Leitartikel

Auslaufmodell

d'Lëtzebuerger Land vom 12.04.2013

Es herrsche keine Staatskrise, aber es krisele im Staat, musste Premier Jean-Claude Juncker am Mittwoch in seiner Erklärung zur Lage der Nation zugeben. Wobei er den Geheimdienst und den Terroristenprozess meinte, nicht aber die Amtsmüdigkeit in seiner Regierung. In Zeiten einer schier endlosen Krise scheint das Regieren keinen Spaß mehr zu machen, und was Jean-Claude Juncker und Nicolas Schmit einstweilen misslang, beschloss nun François Biltgen: Nach dem Fraktionssprecher der CSV, Jean-Louis Schiltz, und Wirtschaftsminister Jeannot Krecké ist François Biltgen der dritte Held des Rückzugs, der innerhalb dieser Legislaturperiode auf sein Schüsselamt in der Regierungskoalition verzichtet.

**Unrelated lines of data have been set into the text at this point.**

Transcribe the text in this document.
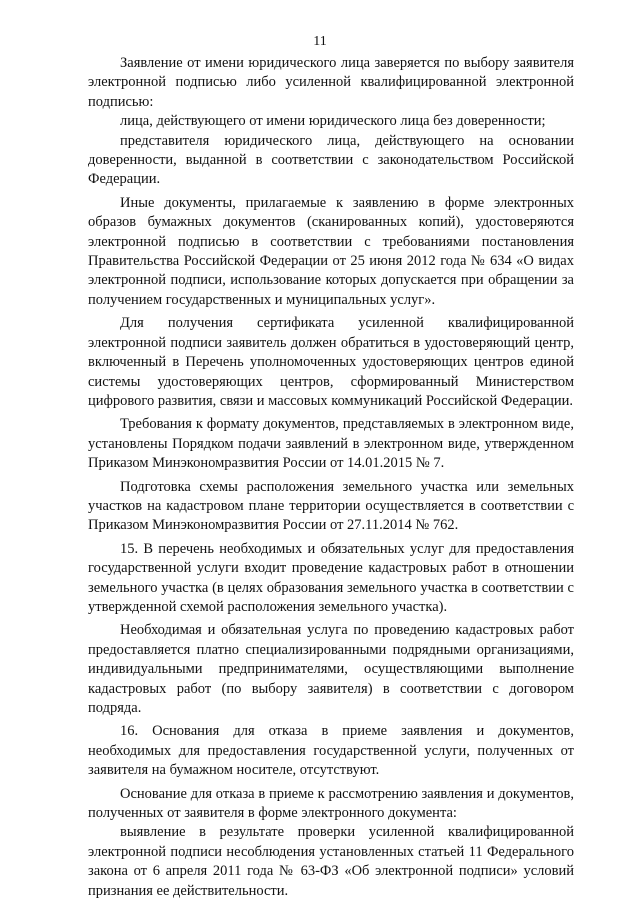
11

Заявление от имени юридического лица заверяется по выбору заявителя электронной подписью либо усиленной квалифицированной электронной подписью:

лица, действующего от имени юридического лица без доверенности;

представителя юридического лица, действующего на основании доверенности, выданной в соответствии с законодательством Российской Федерации.

Иные документы, прилагаемые к заявлению в форме электронных образов бумажных документов (сканированных копий), удостоверяются электронной подписью в соответствии с требованиями постановления Правительства Российской Федерации от 25 июня 2012 года № 634 «О видах электронной подписи, использование которых допускается при обращении за получением государственных и муниципальных услуг».

Для получения сертификата усиленной квалифицированной электронной подписи заявитель должен обратиться в удостоверяющий центр, включенный в Перечень уполномоченных удостоверяющих центров единой системы удостоверяющих центров, сформированный Министерством цифрового развития, связи и массовых коммуникаций Российской Федерации.

Требования к формату документов, представляемых в электронном виде, установлены Порядком подачи заявлений в электронном виде, утвержденном Приказом Минэкономразвития России от 14.01.2015 № 7.

Подготовка схемы расположения земельного участка или земельных участков на кадастровом плане территории осуществляется в соответствии с Приказом Минэкономразвития России от 27.11.2014 № 762.

15. В перечень необходимых и обязательных услуг для предоставления государственной услуги входит проведение кадастровых работ в отношении земельного участка (в целях образования земельного участка в соответствии с утвержденной схемой расположения земельного участка).

Необходимая и обязательная услуга по проведению кадастровых работ предоставляется платно специализированными подрядными организациями, индивидуальными предпринимателями, осуществляющими выполнение кадастровых работ (по выбору заявителя) в соответствии с договором подряда.

16. Основания для отказа в приеме заявления и документов, необходимых для предоставления государственной услуги, полученных от заявителя на бумажном носителе, отсутствуют.

Основание для отказа в приеме к рассмотрению заявления и документов, полученных от заявителя в форме электронного документа:

выявление в результате проверки усиленной квалифицированной электронной подписи несоблюдения установленных статьей 11 Федерального закона от 6 апреля 2011 года № 63-ФЗ «Об электронной подписи» условий признания ее действительности.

Der seit 14 Jahren amtierende CSV-Minister ist immerhin das Regierungsmitglied, das für die größte Zahl von Ressorts zuständig ist: Justiz, öffentlicher Dienst, Hochschule, Kommunikation und Kultus. Bis zuletzt wurde er nicht müde, den Eindruck zu vermitteln, dass er diese Ressorts besonders dynamisch und reformfreudig leite, so dass sein Parteikollege und Regierungschef Jean-Claude Juncker noch vergangenen Monat spöttelte, Minister Biltgen unternehme nichts, ohne dafür zu sorgen, dass es hinreichend bekannt werde.

Da Biltgen keinen Hehl aus seinen gesundheitlichen Problemen machte, wird seit Jahren über seinen Rücktritt spekuliert. Meist überraschte er aber stattdessen durch verdoppelten Aktivismus und die Übernahme zusätzlicher Verantwortungen in der Regierung oder der Partei. Der vorzeitige Rücktritt von Jean-Jacques Kasel als Richter am Europäischen Gerichtshof bietet nun dem gerade an der Reform des Beamtenstatuts und einer neuen Bezuschussung der Kirchen arbeitenden Minister eine seltene Gelegenheit für eine neue Beschäftigung samt angemessenem Prestige und Einkommen. Gleichzeitig bietet sie seinem Nachfolger eine gebührende Frist, um sich noch bis zu den Wahlen bekannt zu machen. Als Jurist, Abgeordneter und Justizminister wird sich Biltgen wohl weniger Sorgen als sein mit dem großherzoglichen Hof zerstrittener Vorgänger machen müssen, dass seine Qualifikation für das Richteramt angezweifelt wird.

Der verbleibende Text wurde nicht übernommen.